L'avocat chinois Pu Zhiqiang, éminent défenseur des droits de l'Homme, a été condamné mardi à trois ans de prison avec sursis pour des microblogs fustigeant le pouvoir -- un verdict de culpabilité dénoncé par ses soutiens, alors que Pékin poursuit sa répression des juristes et activistes contestataires.
M. Pu, 50 ans, est connu pour avoir défendu devant la justice des victimes de camps de rééducation par le travail, le célèbre artiste Ai Weiwei --longtemps bête noire de Pékin--, et des citoyens en butte à l'arbitraire des autorités.
Arrêté mi-2014, l'avocat est resté un an et demi en détention avant d'être jugé la semaine dernière, pour sept brefs textes postés sur ses comptes de microblogs entre 2011 et l'an dernier.
Il y fustigeait l'incompétence et les "mensonges" du Parti communiste, et dénonçait les politiques répressives menées par Pékin au Tibet et dans la région à dominante musulmane du Xinjiang.
Pu Zhiqiang, qui encourait jusqu'à huit ans d'emprisonnement, a finalement écopé de trois ans avec sursis, a indiqué à l'AFP son avocat Mo Shaoping.
Il a été reconnu coupable d'"incitation à la haine raciale" et d'avoir "provoqué des querelles et fomenté des troubles" par la Deuxième cour intermédiaire populaire de Pékin, ont précisé des médias d'Etat, assurant qu'il ne ferait pas appel.
"Nous sommes très loin d'être satisfaits, car nous avions demandé l'acquittement de Pu et cette condamnation entérine sa culpabilité", a cependant déclaré Mo Shaoping à l'AFP.
Le caractère suspensif de la sentence implique certes que Pu Zhiqiang devrait sortir de prison, "mais il ne sera pas un homme libre () et il sera comme avant susceptible d'être arrêté" arbitrairement, a averti M. Mo.
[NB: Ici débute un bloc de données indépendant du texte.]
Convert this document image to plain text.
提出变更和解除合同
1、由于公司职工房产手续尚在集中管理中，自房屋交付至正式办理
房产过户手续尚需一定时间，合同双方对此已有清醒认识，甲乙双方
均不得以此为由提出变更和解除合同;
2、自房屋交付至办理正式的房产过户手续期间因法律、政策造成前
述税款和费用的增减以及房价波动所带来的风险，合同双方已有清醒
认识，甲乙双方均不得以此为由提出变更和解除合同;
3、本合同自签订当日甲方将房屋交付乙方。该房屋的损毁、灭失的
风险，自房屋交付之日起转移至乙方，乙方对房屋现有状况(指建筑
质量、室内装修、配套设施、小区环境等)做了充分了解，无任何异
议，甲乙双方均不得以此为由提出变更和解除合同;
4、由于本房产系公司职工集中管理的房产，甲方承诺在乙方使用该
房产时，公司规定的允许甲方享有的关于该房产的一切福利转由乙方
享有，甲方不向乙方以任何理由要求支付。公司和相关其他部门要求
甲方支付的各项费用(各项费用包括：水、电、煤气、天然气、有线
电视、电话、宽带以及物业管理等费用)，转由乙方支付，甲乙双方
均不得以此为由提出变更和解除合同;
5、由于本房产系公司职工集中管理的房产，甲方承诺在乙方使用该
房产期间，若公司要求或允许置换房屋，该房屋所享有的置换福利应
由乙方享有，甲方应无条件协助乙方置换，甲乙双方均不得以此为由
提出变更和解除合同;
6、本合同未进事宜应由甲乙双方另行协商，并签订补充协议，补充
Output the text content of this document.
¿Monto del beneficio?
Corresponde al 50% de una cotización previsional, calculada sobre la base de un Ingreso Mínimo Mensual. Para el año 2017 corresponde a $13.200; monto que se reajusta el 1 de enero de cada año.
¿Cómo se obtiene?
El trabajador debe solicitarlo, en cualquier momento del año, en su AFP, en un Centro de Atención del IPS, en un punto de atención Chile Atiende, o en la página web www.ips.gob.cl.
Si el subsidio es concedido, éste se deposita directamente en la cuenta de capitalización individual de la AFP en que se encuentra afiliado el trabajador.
De fait, Pu sera désormais soumis à un contrôle régulier des autorités et devra demander des permissions pour quitter Pékin. La police aura toute latitude pour déterminer s'il enfreint les conditions de sa probation, auquel cas il retournerait derrière les barreaux.
- Manifestants persécutés -
Le tribunal pékinois prononçant le verdict était, comme lors du procès, entouré mardi d'un dispositif policier massif, dont d'importantes forces de l'ordre en civil, a constaté l'AFP.
Au moins trois manifestants venus exprimer leur soutien à Pu ont été violemment éloignés des abords de la Cour, tandis que des policiers repoussaient sans ménagement les journalistes à plusieurs centaines de mètres, confisquant momentanément les cartes de presse de certains.
"Pu Zhiqiang est un homme bon! Défendre les gens du peuple est donc devenu un crime?", a hurlé une militante avant d'être forcée d'entrer dans un fourgon de police par des hommes en civil.
"Arrête ta comédie, il y a des journalistes étrangers ici", lui a intimé un officier. "Je ne m'en irai pas! Pu est innocent", criait une autre jeune femme, avant d'être emmenée manu militari par les forces de l'ordre.
Déjà venu la semaine précédente, Jiang Jiawen, un quinquagénaire venu de Dandong (nord-est), était de nouveau sur place mais s'inquiétait de la forte mobilisation policière: "Je ne sais pas si je serai en mesure de retourner à la maison ce soir".
De fait, selon l'ONG Amnesty International, une vingtaine des manifestants venus soutenir Pu Zhiqiang le 14 décembre pour son procès avaient été interpellés par la police, et au moins quatre d'entre eux ont été depuis placés formellement en état d'accusation.
Amnesty a par ailleurs promptement dénoncé mardi la condamnation de Pu comme "une immense injustice".
"Il est probable que Pu Zhiqiang ne dormira plus en prison, mais () ce n'est pas un criminel et ce verdict de culpabilité va interdire à un emblématique défenseur des droits de l'Homme en Chine de pratiquer son métier", a commenté William Nee, un chercheur d'Amnesty.
"C'est l'un des plus courageux défenseurs chinois de la liberté d'expression, et il a été persécuté pour avoir simplement exercé ce droit", a-t-il ajouté.
Une manière de signifier que l'étouffoir reste de mise sur la profession très sensible d'avocat, dans un pays où la justice reste étroitement contrôlée par le pouvoir politique.
Sous la présidence de Xi Jinping, Pékin a nettement durci la répression des voix critiques émanant de la société civile --juristes, militants et universitaires--, avec des centaines d'interpellations. Plusieurs dizaines d'avocats défenseurs des droits de l'Homme avaient été détenus en juillet à travers tout le pays.